Municípios piauienses que não comprovarem a destinação ambientalmente adequada dos resíduos sólidos poderão deixar de receber a parcela mais elevada dos recursos do ICMS Ecológico a partir de 2027. A penalidade está prevista no novo decreto publicado pela Secretaria de Estado do Meio Ambiente e Recursos Hídricos (Semarh), que redefine as regras do Selo Ambiental, certificação que avalia o desempenho da gestão ambiental municipal e condiciona o acesso aos repasses do imposto.

Foto: Antonello Veneri

Pelas novas regras, apenas os municípios que tiverem aterro sanitário em funcionamento ou outro sistema regularizado de destinação final dos resíduos poderão alcançar o Selo Categoria A. As cidades que não atenderem a esse critério serão automaticamente reenquadradas em categorias inferiores, o que reduz o volume de recursos recebidos por meio do ICMS Ecológico, mecanismo que distribui parte da arrecadação do imposto de acordo com o desempenho ambiental.

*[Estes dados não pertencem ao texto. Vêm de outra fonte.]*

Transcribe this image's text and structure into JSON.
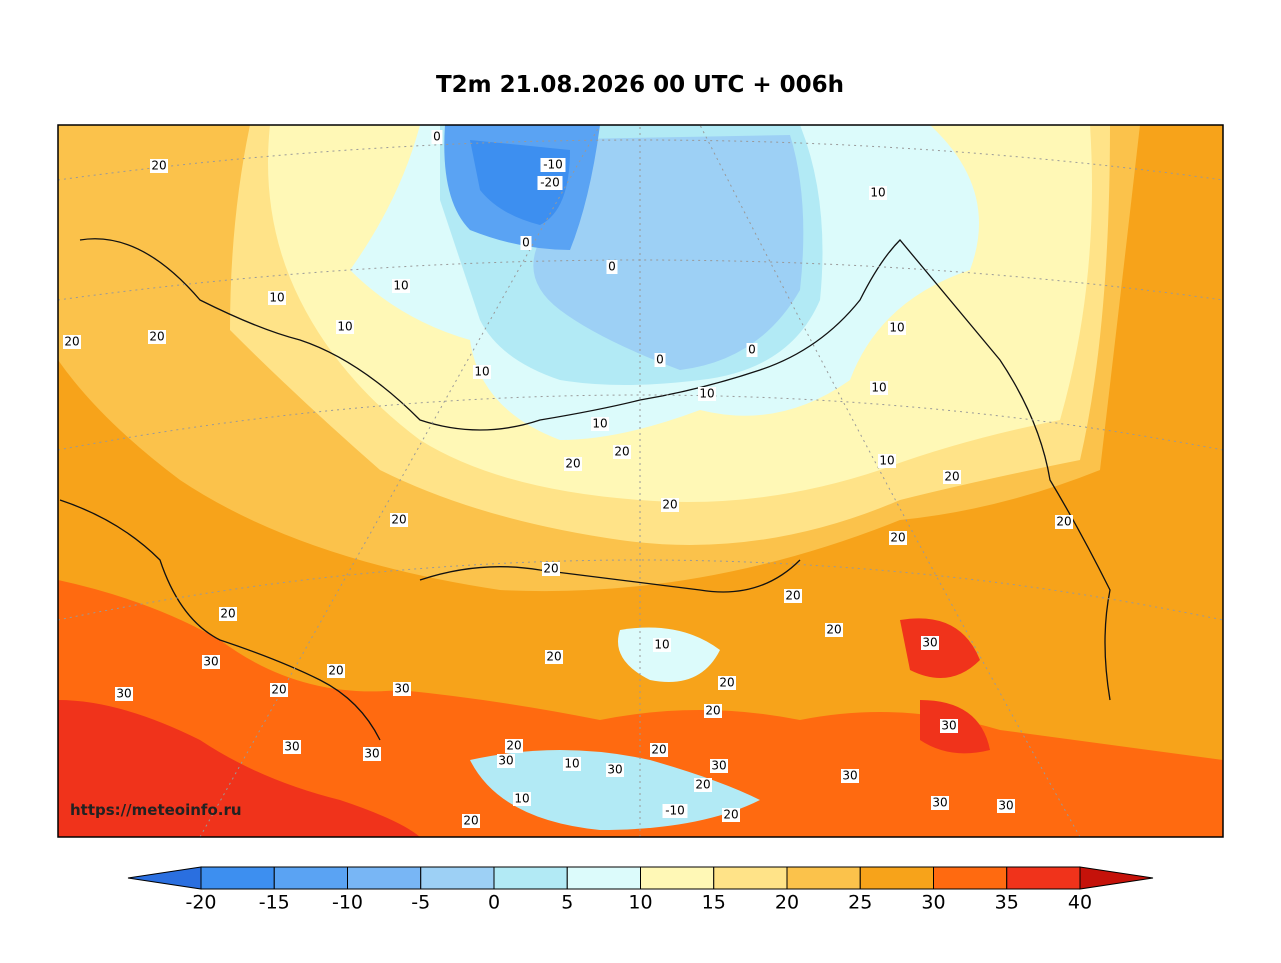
{
  "title": "T2m 21.08.2026 00 UTC + 006h",
  "watermark": "https://meteoinfo.ru",
  "contour_labels": [
    "20",
    "0",
    "-10",
    "-20",
    "0",
    "0",
    "10",
    "10",
    "10",
    "10",
    "20",
    "20",
    "10",
    "0",
    "0",
    "10",
    "10",
    "10",
    "10",
    "20",
    "20",
    "10",
    "20",
    "20",
    "20",
    "20",
    "20",
    "20",
    "20",
    "20",
    "20",
    "10",
    "30",
    "20",
    "30",
    "20",
    "20",
    "30",
    "20",
    "30",
    "20",
    "30",
    "30",
    "30",
    "20",
    "20",
    "30",
    "30",
    "10",
    "30",
    "30",
    "20",
    "30",
    "30",
    "10",
    "-10",
    "20",
    "20"
  ],
  "colorbar": {
    "ticks": [
      -20,
      -15,
      -10,
      -5,
      0,
      5,
      10,
      15,
      20,
      25,
      30,
      35,
      40
    ],
    "colors": [
      "#2a6fe0",
      "#3d8ff0",
      "#5aa3f3",
      "#78b6f5",
      "#9dd0f5",
      "#b2eaf5",
      "#dcfbfb",
      "#fff8b6",
      "#ffe388",
      "#fbc24b",
      "#f7a31a",
      "#ff6a10",
      "#f0331b",
      "#c5120a"
    ]
  }
}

O novo marco normativo torna os critérios mais técnicos, auditáveis e rigorosos, abrangendo áreas como gestão de resíduos sólidos, educação ambiental, controle do desmatamento, prevenção de queimadas, proteção de mananciais, combate à poluição, unidades de conservação e existência de legislação ambiental municipal. A avaliação seguirá sendo anual, mas a pontuação final passará a considerar a média ponderada dos três últimos certames, o que reforça a continuidade das políticas públicas e evita avanços pontuais sem manutenção ao longo do tempo.

Os municípios continuarão sendo classificados nas categorias A, B ou C, conforme o número de critérios atendidos. O decreto também detalha todas as etapas do processo de certificação, incluindo a publicação de edital, auditorias técnicas, análise de recursos administrativos, homologação pelo Conselho Estadual do Meio Ambiente (Consema) e comunicação oficial ao Tribunal de Contas do Estado, ampliando a transparência e a segurança jurídica do programa.